Au Sud-Liban, les chrétiens de Yaroun face à la peur de l’exil définitif
Dans le village frontalier de Yaroun, au Sud-Liban, les chrétiens vivent aujourd’hui avec la crainte de ne jamais pouvoir revenir sur la terre de leurs ancêtres. Le père Charles Naddaf, curé grec-catholique melkite de la paroisse, évoque auprès de la fondation pontificale internationale Aid to Church in Need (ACN), les tourments de sa communauté.
« Yaroun est aujourd’hui profondément meurtrie », confie le père Charles Naddaf, curé grec-catholique melkite de la paroisse Saint-Georges. Le 1er mai 2026, le salon paroissial utilisé comme église provisoire, le foyer des jeunes de la paroisse, le couvent des Sœurs basiliennes salvatoriennes, grecques-catholiques, et leur école gratuite destinée aux enfants du village et des environs – sans distinction confessionnelle – ont été détruits. De fait, malgré la trêve du 17 avril 2026, officiellement toujours en vigueur, les tensions et les violations se poursuivent dans le sud du Liban.
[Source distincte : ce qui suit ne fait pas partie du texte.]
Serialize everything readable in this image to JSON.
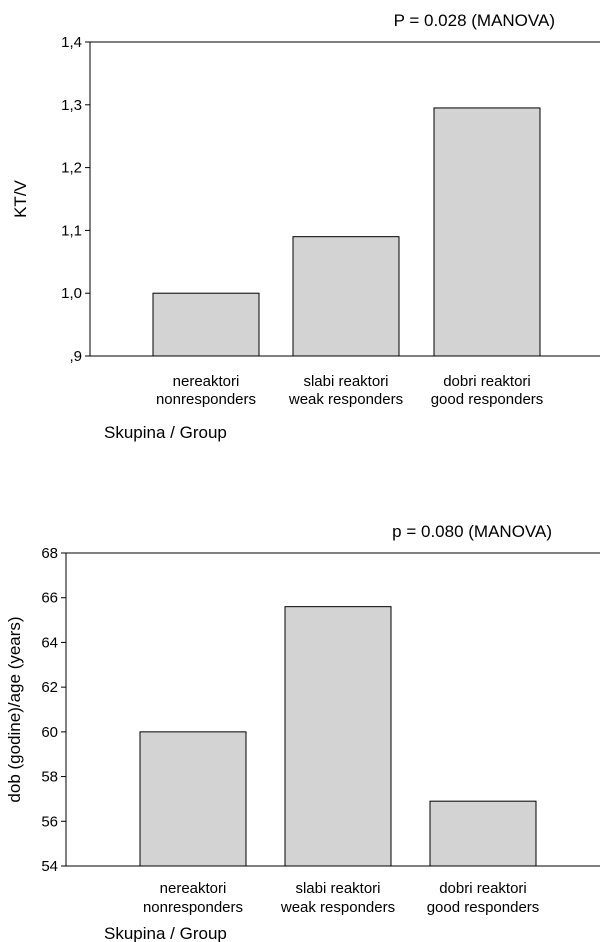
{
  "chart_data": [
    {
      "type": "bar",
      "annotation": "P = 0.028 (MANOVA)",
      "ylabel": "KT/V",
      "xlabel": "Skupina / Group",
      "categories": [
        [
          "nereaktori",
          "nonresponders"
        ],
        [
          "slabi reaktori",
          "weak responders"
        ],
        [
          "dobri reaktori",
          "good responders"
        ]
      ],
      "values": [
        1.0,
        1.09,
        1.295
      ],
      "ylim": [
        0.9,
        1.4
      ],
      "yticks": [
        0.9,
        1.0,
        1.1,
        1.2,
        1.3,
        1.4
      ],
      "ytick_labels": [
        ",9",
        "1,0",
        "1,1",
        "1,2",
        "1,3",
        "1,4"
      ],
      "bar_color": "#d3d3d3",
      "grid": false
    },
    {
      "type": "bar",
      "annotation": "p = 0.080 (MANOVA)",
      "ylabel": "dob (godine)/age (years)",
      "xlabel": "Skupina / Group",
      "categories": [
        [
          "nereaktori",
          "nonresponders"
        ],
        [
          "slabi reaktori",
          "weak responders"
        ],
        [
          "dobri reaktori",
          "good responders"
        ]
      ],
      "values": [
        60.0,
        65.6,
        56.9
      ],
      "ylim": [
        54,
        68
      ],
      "yticks": [
        54,
        56,
        58,
        60,
        62,
        64,
        66,
        68
      ],
      "ytick_labels": [
        "54",
        "56",
        "58",
        "60",
        "62",
        "64",
        "66",
        "68"
      ],
      "bar_color": "#d3d3d3",
      "grid": false
    }
  ]
}
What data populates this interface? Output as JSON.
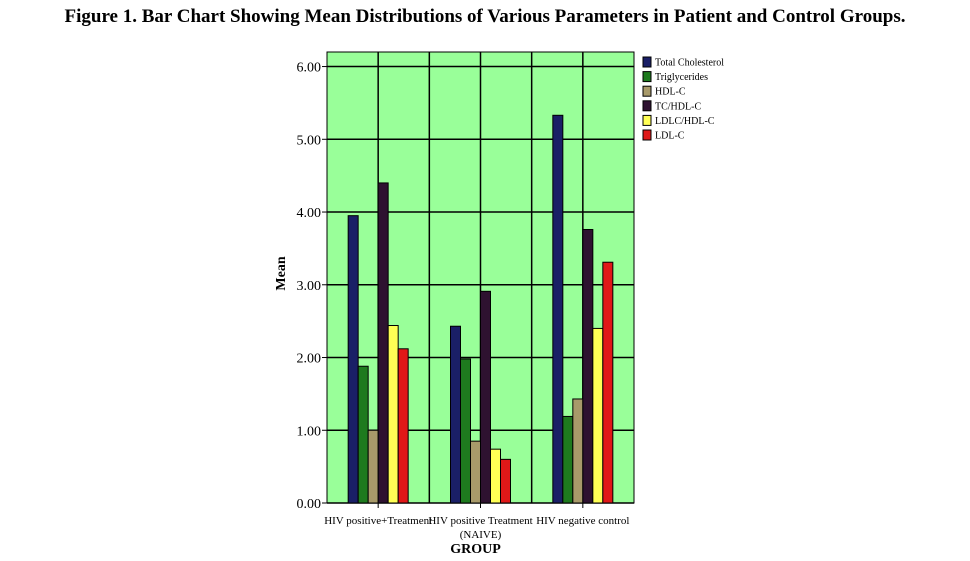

L’accès au village reste impossible, empêchant toute évaluation complète des dégâts. « C’est sans doute l’une des plus grandes catastrophes que le village ait connues », confie auprès d’ACN international le père Naddaf.

Yaroun, village aux trois quarts chiites mais marqué par une présence chrétienne melkite historique, fait partie des localités les plus exposées le long de la frontière israélo-libanaise. Depuis octobre 2023, il a été durement frappé à plusieurs reprises. Dès le 9 octobre de cette année-là, les habitants ont une première fois quitté Yaroun, et aucun paroissien n’y est resté. L’église paroissiale Saint-Georges et de nombreuses habitations chrétiennes comme musulmanes ont été détruites dès les premiers mois du conflit, tandis que le reste du village a subi d’importants dégâts. Après le cessez-le-feu du 27 novembre 2024, Yaroun a encore été frappé par une destruction systématique : plusieurs maisons ont été gravement endommagées voire rasées et la grande statue de saint Georges à l’ouest du village démolie.

À la réouverture progressive de l’accès au village, la perspective d’un retour semblait renaître et une quinzaine de familles chrétiennes, dont les maisons n’avaient pas été totalement détruites, sont alors revenues. Elles ont entrepris des réparations sommaires, transformé un salon paroissial en chapelle provisoire et repris les célébrations liturgiques. L’espoir fut de courte durée. La reprise des hostilités a de nouveau tout balayé. Le 2 mars 2026, « tous les paroissiens ont quitté Yaroun », raconte aujourd’hui le curé de Yaroun. Ils se sont répartis entre Rmeich, Aïn Ebel dans le district de Bint Jbeil, près de la frontière avec Israël et dans plusieurs villages du Mont-Liban. « Depuis le début de la guerre, les familles vivent dans une situation de déplacement, d’incertitude et de grande fragilité », explique-t-il depuis Rmeich, où il est actuellement hébergé au monastère maronite de l’Annonciation.
Le difficile espoir du retour
Au-delà des destructions et du déplacement des habitants, c’est l’avenir même de la présence chrétienne dans le Sud-Liban qui inquiète les habitants de Yaroun. « Les chrétiens déplacés n’ont pas choisi la guerre. Ils demandent simplement de pouvoir rentrer chez eux, vivre en paix avec tous et demeurer sur la terre de leurs ancêtres », rappelle le prêtre avec gravité à ACN.

Le père Naddaf insiste sur l’urgence humanitaire, mais aussi sur la détresse psychologique et spirituelle des déplacés. Et selon lui, les familles ont avant tout besoin de paix et de sécurité sans lesquelles aucune reconstruction durable ne sera possible. Il souligne également l’importance pour les habitants déplacés de ne pas se sentir oubliés.